Will ihre zweite WM-Medaille nach 2011: Isabelle Härle (Essen). Foto: dpa
Will ihre zweite WM-Medaille nach 2011: Isabelle Härle (Essen). Foto: dpa
DPA 25.07.2013
Isabelle Härle (Essen) will heute in ihrem erst sechsten internationalen Freiwasserrennen die zweite WM-Medaille gewinnen - im Team mit zwei Männern.

Die einzige Frau neben zwei deutschen Schwimmern entscheidet. Im Team-Wettbewerb der Freiwasserspezialisten heute (Start: 12 Uhr) bei der WM in Barcelona müssen Christian Reichert an der Spitze und Rekord-Weltmeister Thomas Lurz in der Mitte auf Isabelle Härle Rücksicht nehmen.

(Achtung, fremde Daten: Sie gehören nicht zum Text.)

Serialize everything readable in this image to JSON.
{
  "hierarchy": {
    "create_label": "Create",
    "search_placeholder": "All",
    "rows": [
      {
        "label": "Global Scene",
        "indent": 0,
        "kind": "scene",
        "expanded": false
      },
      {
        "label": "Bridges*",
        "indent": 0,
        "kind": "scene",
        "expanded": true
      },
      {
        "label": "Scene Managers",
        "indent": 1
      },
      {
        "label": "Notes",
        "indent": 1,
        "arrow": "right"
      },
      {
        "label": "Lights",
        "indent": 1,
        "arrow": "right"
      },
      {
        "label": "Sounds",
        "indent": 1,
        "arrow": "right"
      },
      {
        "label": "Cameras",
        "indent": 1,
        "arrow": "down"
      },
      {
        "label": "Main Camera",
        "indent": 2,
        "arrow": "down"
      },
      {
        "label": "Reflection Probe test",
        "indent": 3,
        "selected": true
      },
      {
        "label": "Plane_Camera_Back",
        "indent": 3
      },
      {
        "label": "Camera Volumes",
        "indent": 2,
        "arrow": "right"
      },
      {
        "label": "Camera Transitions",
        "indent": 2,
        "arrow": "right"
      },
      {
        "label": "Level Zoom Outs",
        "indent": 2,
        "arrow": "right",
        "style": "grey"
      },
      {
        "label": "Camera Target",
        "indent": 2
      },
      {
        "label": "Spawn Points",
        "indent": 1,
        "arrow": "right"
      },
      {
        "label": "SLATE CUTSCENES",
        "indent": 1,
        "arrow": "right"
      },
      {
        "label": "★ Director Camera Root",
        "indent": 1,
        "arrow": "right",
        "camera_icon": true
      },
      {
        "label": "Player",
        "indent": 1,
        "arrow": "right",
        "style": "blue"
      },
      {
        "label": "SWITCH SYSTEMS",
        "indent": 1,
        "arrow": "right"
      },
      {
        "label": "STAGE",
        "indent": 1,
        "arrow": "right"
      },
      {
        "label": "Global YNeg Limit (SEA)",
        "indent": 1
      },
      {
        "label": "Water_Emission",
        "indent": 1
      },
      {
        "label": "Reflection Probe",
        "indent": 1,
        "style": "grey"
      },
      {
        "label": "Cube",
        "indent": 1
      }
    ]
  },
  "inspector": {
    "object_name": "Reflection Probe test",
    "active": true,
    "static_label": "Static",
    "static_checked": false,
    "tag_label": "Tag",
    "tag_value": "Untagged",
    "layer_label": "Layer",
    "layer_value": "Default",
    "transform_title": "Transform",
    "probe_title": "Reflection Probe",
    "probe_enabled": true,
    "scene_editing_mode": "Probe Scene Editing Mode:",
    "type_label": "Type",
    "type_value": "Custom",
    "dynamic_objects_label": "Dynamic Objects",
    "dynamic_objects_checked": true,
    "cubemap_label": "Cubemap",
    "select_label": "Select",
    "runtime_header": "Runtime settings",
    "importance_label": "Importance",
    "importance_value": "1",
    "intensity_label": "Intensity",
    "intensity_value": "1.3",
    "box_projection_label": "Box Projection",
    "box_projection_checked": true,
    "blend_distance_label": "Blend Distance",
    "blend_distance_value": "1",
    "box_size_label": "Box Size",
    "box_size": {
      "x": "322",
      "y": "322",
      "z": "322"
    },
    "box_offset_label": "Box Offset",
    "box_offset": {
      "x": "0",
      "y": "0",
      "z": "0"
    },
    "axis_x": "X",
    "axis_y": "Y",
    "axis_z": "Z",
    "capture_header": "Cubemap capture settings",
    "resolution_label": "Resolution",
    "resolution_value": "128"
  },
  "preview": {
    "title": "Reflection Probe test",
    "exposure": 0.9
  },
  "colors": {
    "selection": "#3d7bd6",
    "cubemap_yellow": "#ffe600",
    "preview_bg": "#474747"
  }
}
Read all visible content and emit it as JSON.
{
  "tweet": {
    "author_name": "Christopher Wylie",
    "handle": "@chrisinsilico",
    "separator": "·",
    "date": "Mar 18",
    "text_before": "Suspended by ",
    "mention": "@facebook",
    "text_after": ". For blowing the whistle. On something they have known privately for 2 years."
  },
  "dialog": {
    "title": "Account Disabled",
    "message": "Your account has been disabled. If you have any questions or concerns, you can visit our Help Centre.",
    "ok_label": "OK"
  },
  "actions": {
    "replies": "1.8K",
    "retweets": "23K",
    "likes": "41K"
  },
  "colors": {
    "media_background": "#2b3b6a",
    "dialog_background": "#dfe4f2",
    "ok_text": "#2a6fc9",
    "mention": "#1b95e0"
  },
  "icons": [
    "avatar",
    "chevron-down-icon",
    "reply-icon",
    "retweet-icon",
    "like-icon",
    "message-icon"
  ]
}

"Es geht darum, dass wir die perfekte Geschwindigkeit für die Frau wählen", erklärte Bundestrainer Stefan Lurz den WM-Wettbewerb auf fünf Kilometern im Dreier-Kampf gegen die Uhr. "Aller Voraussicht nach schwimmt Christian vorweg, der Thomas als Puffer und die Isi dann volle Kanne hinterher. Dadurch dass Isabelle Härle im Becken sehr gut ist, zählen wir zu den Favoriten." Im Abstand von einer Minute gehen die Teams auf die Fünf-Kilometer-Strecke in Barcelonas Hafen, die Zeit des langsamsten Schwimmers zählt. Die Frau kann dabei erfahrungsgemäß im Sog ihrer Vordermänner etwa zehn Prozent Kraft sparen. Und wenn die Geschwindigkeit zu langsam werden sollte, kann sie zum Beispiel an die Füße klopfen und so Zeichen geben. Vor zwei Jahren holte Deutschland mit Lurz, Jan Wolfgarten und Härle WM-Bronze. Olympisch ist der Team-Event bislang nicht.

Im Einzel-Rennen über fünf Kilometer wurde Isabelle Härle gute Fünfte und musste im "Geknüppel" einiges einstecken und verpasste Bronze nur um 1,5 Sekunden. Dass sie nun nicht gegen ein Pulk mehrerer Dutzend Konkurrentinnen, sondern mit zwei ihr wohlgesonnen Männern schwimmen kann, kommt der gelernten Beckenschwimmerin zu Gute. Entscheidend ist aber auch das Losglück, denn Überholen von zu gestarteten langsameren Teams kann Zeit kosten. "Ich will die Medaille, jetzt erst recht, Scheiße.(...) Ich mach die Jungs jetzt noch ein bisschen heiß", hatte Isabelle Härle am Samstag nach ihrem Einzelrennen gesagt. Vor zwei Jahren in Schanghai hatte sie bereits Team-Bronze geholt.